On food distribution, he hoped that the efforts of the County Clean Food Guild would have full co-operation from the Chamber of Trade.

He complimented ice-cream retailers on their co-operation with the Health Department and hoped they would look upon the modern regulations, not as irksome restrictions, but as wise precautions to protect health.

Regretting the delay in completing work in Rectory Road, where the Salvation Army hall has been cleared, he explained that the Council was waiting for a licence from the Government.

Of the No-Waiting Order which is to be tried in High Street, he said : “While I do not think this an answer to the problem, I, for one, shall be delighted if it brings the desired improvement.” He hoped the Council would insist on an in-town bus service this year.

Mr. Brown asked the townspeople to co-operate in a general tidying-up of the town as part of the Festival of Britain plan, and mentioned a proposal to improve the ground at the foot of St. Mary’s Avenue.

Welfare

The Council, he continued, had decided that the welfare of old people – the subject of a County Council campaign – was covered by local voluntary organisations, but he hoped that any old people needing assistance in letter-writing, shopping, or other matters would communicate with him or with any other councillor.

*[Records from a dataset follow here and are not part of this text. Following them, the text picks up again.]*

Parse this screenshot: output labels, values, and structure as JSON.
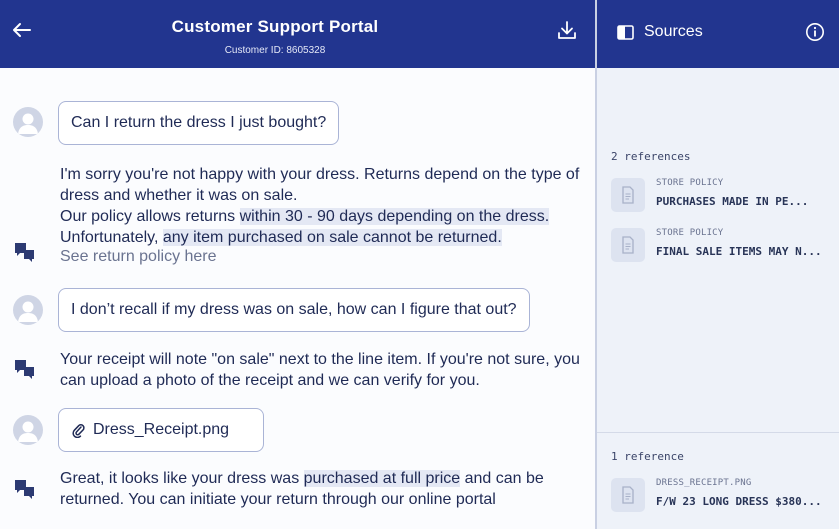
{
  "header": {
    "title": "Customer Support Portal",
    "customer_id_label": "Customer ID:",
    "customer_id": "8605328"
  },
  "sources": {
    "title": "Sources",
    "group1": {
      "count_label": "2 references",
      "items": [
        {
          "label": "STORE POLICY",
          "title": "PURCHASES MADE IN PE..."
        },
        {
          "label": "STORE POLICY",
          "title": "FINAL SALE ITEMS MAY N..."
        }
      ]
    },
    "group2": {
      "count_label": "1 reference",
      "items": [
        {
          "label": "DRESS_RECEIPT.PNG",
          "title": "F/W 23 LONG DRESS $380..."
        }
      ]
    }
  },
  "messages": {
    "q1": "Can I return the dress I just bought?",
    "a1": {
      "line1": "I'm sorry you're not happy with your dress. Returns depend on the type of dress and whether it was on sale.",
      "line2_pre": "Our policy allows returns ",
      "line2_hl": "within 30 - 90 days depending on the dress.",
      "line3_pre": "Unfortunately, ",
      "line3_hl": "any item purchased on sale cannot be returned.",
      "link": "See return policy here"
    },
    "q2": "I don’t recall if my dress was on sale, how can I figure that out?",
    "a2": "Your receipt will note \"on sale\" next to the line item. If you're not sure, you can upload a photo of the receipt and we can verify for you.",
    "q3_attachment": "Dress_Receipt.png",
    "a3": {
      "pre": "Great, it looks like your dress was ",
      "hl": "purchased at full price",
      "post": " and can be returned. You can initiate your return through our online portal"
    }
  },
  "icons": {
    "back": "arrow-left-icon",
    "download": "download-icon",
    "panel": "panel-icon",
    "info": "info-icon",
    "avatar": "user-avatar-icon",
    "bot": "chat-bot-icon",
    "document": "document-icon",
    "attachment": "paperclip-icon"
  },
  "colors": {
    "header_bg": "#22358f",
    "text": "#1f2a55",
    "highlight": "#e4e8f4",
    "sources_bg": "#eef2f9",
    "bubble_border": "#aab4d6"
  }
}
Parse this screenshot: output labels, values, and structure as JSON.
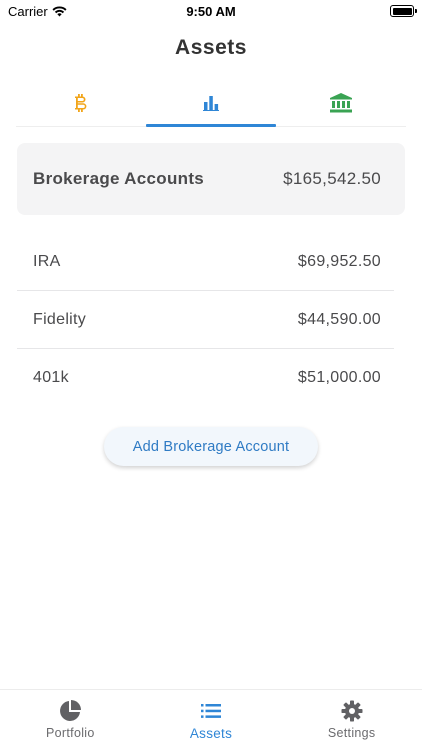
{
  "status_bar": {
    "carrier": "Carrier",
    "time": "9:50 AM"
  },
  "header": {
    "title": "Assets"
  },
  "top_tabs": [
    {
      "icon": "bitcoin-icon",
      "color": "#f2a51a",
      "active": false
    },
    {
      "icon": "bar-chart-icon",
      "color": "#2f86d6",
      "active": true
    },
    {
      "icon": "bank-icon",
      "color": "#3aa353",
      "active": false
    }
  ],
  "summary": {
    "label": "Brokerage Accounts",
    "value": "$165,542.50"
  },
  "accounts": [
    {
      "name": "IRA",
      "value": "$69,952.50"
    },
    {
      "name": "Fidelity",
      "value": "$44,590.00"
    },
    {
      "name": "401k",
      "value": "$51,000.00"
    }
  ],
  "add_button": {
    "label": "Add Brokerage Account"
  },
  "bottom_tabs": [
    {
      "label": "Portfolio",
      "icon": "pie-chart-icon",
      "active": false
    },
    {
      "label": "Assets",
      "icon": "list-icon",
      "active": true
    },
    {
      "label": "Settings",
      "icon": "gear-icon",
      "active": false
    }
  ],
  "colors": {
    "accent": "#2f86d6",
    "bitcoin": "#f2a51a",
    "bank": "#3aa353"
  }
}
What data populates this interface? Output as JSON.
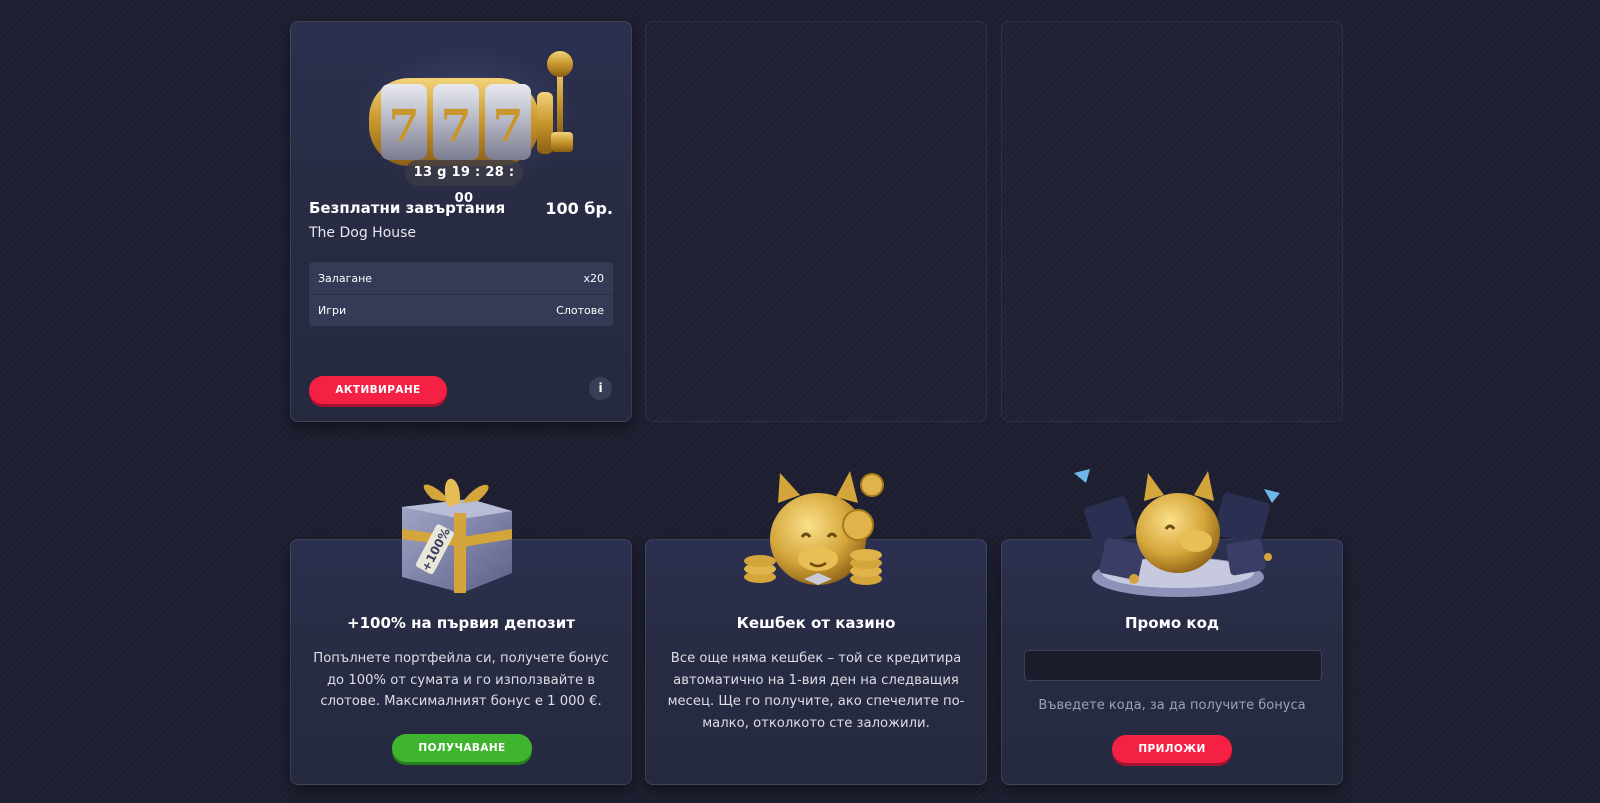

Other points in the speech were that Remembrance Sunday services should be held around the War Memorial at 11 a.m. and that the Parks Committee should hold regular monthly meetings.

Mr. Brown’s election to the chair was moved by the out-going chairman, Coun. W. E. Capon, who said the Council, like the electors, had complete confidence in his ability.

Coun. J. H J. Paragreen seconded.

At the outset of his speech, Mr. Brown expressed sympathy with those in the district who had suffered through Sunday’s storm, and in particular with those who had been bereaved.

Vice-chairman

Coun. C. G. Faulkner was appointed vice-chairman on the proposition of Coun. A. H. Bailey, seconded by Coun. Mrs. Muxlow.

Mr. Bailey said that although Mr. Faulkner has not served a long apprenticeship with the Council, they had all been impressed by his knowledge of local government.

When committees were elected Coun. J. Allen complained that the Liberal group was very poorly represented on the Finance Committee, Mrs. Muxlow being its only member.